We were pretty much the epicenter of the middle of nowhere.
At least, that's what I thought.
Turns out, I couldn't have been more wrong.
There was a curse.
There was a girl.
And in the end, there was a grave.
Lena Duchannes is unlike anyone the small Southern town of Gatlin has ever seen, and she's struggling to conceal her power and a curse that has haunted her family for generations. But even within the overgrown gardens, murky swamps and crumbling graveyards of the forgotten South, a secret cannot stay hidden forever.
Ethan Wate, who has been counting the months until he can escape from Gatlin, is haunted by dreams of a beautiful girl he has never met. When Lena moves into the town's oldest and most infamous plantation, Ethan is inexplicably drawn to her and determined to uncover the connection between them.
In a town with no surprises, one secret could change everything.
There were quite a few things that were different about this book, that were enjoyable. The POV in this book is from the main character Ethan, so it was different reading a YA novel from a male teen's POV. I liked it, it might not be completely believable, because Ethan is a 16 yr old male, but it was still different in an excellent way.
The length of this novel was also very nice, there was some over desciption sometimes, but most of the time the descriptions in the story were rich and vibrant, almost like textiles that you can reach out and run your fingers over each one. The gothic undertones of Lena's family were also very vibrant and excited to learn and read about, it was almost as if there needs to be a dictionary just to list each of her family members and explain more about them.
The fact that there are no vampires or werewolves in this story was refreshing, the retreat into witch lore is always intriguing, seeing as its always different and its a classic in literary terms; there is always more to learn about in regards to beliefs and how others perceive witch's. Might not be a great thing to be a witch in a severely southern "bible-belt" town. Definitely not.
This book was interesting, engaging, and after a slow start picks up tremendously, it drags the reader into a world of magic and love that is a bit Romeo and Juliet-esque. The frequent mention of different authors and their works was also refreshing and interesting because I myself have never read some of the authors mentioned and will now look into them. If I myself am intrigued by some of these classics maybe some teens that wouldn't give them the time of day before will look into them with a fresher perspective than mandatory reading. I would definitely recommend this book to others and will keep it on my shelf for future reads, after I mail it to my teen sister to borrow.
Received from: Purchased
For more information or for purchasing visit Kami Garcia or Margaret Stohl's webpage.
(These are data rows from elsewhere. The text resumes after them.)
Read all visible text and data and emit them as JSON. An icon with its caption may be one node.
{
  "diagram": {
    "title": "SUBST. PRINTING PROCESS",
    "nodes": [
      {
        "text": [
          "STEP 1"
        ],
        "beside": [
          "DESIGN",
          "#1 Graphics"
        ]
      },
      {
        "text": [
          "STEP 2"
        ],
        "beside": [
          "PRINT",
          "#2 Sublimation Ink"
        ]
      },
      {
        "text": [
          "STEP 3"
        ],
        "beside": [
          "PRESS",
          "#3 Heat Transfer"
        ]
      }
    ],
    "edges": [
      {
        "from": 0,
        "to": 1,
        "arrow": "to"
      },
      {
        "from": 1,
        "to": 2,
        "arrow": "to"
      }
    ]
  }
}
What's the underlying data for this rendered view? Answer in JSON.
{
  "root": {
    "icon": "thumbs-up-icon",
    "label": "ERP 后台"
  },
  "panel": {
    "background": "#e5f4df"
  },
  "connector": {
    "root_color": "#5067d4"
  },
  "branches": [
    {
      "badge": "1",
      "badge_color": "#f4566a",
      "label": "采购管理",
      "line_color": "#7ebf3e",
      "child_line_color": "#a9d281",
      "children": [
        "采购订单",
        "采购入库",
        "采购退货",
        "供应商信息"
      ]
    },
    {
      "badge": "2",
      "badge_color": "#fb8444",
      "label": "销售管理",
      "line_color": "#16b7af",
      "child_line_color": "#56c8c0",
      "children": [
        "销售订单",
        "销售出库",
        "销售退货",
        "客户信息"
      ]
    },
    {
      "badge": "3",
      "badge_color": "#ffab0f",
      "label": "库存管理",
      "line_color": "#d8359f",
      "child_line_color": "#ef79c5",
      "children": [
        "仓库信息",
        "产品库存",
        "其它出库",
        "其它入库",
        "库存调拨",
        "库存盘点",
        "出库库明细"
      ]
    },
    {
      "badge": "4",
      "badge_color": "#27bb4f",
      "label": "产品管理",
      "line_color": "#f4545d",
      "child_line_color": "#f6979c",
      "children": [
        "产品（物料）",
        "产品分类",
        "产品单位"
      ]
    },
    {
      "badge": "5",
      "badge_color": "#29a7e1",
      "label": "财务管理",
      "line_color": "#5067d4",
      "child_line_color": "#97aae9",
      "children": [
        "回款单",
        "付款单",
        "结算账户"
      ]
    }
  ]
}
I give this book 4/5 stars. ★ ★ ★ ★
1. All the lies and deceit that was occurring in the book to the teenagers seemed a bit much, right? Do we lie to our children to protect them, or brutal honesty? It seems like a reoccurring theme in Hollywood and literature, but is it a reoccurring them in real life?
I think once a child or young adult is old enough to grasp a concept of something then they should be informed completely about said concept and be able to act in a manor that befits knowledge instead of ignorance. If you teach a teen about sex, how to protect themselves, and why they shouldn't have it before marriage (or whenever) then they will understand it better than when you say "Just don't do it", and then when the time comes to make a decision, they will know the correct path.
2. Do you feel Lena and Ethan were too chaste, with only random kissing? With rampant teenage pregnancies and condoms being distributed in schools, do you feel these YA novels that stick to just kissing and no cursing aren't reality, or do you agree with their good show of morals?
Sadly, I think that no...teenagers face sex every single day. With hormones, peer pressure and pressure from the opposite sex sometimes even, its hard to remain an outsider as a teen in that sort of environment. Maybe though this situation is more normal for severely religious and small towns, but I doubt it. I am not saying there should be sex in YA romance...but, it shouldn't be hidden either, this goes with my answer to the first question.
3. Obviously the authors lean towards a very strong liberal political viewpoint...the story does a great job labeling conservatives as bible thumping, closed minded racists who burn books........in that sense how do you feel about censorship and do you feel its fair to label all conservatives this way?
Definitely not. I am conservative in my political views and such, but I am the opposite of a bible thumper, I am a card carrying Pagan, and I am definitely not racist or closed minded...so nope, don't agree with that view point at all.
4. Southern, small town close-mindedness is a big feature of Beautiful Creatures, did you find the towns reaction to Lena something that could really happen, or a gross Southern, small-town stereo-type?
Nope, unfortunately I think small-town close mindedness is a very prevalent thing in the South and even in the North...its still very much a real issue.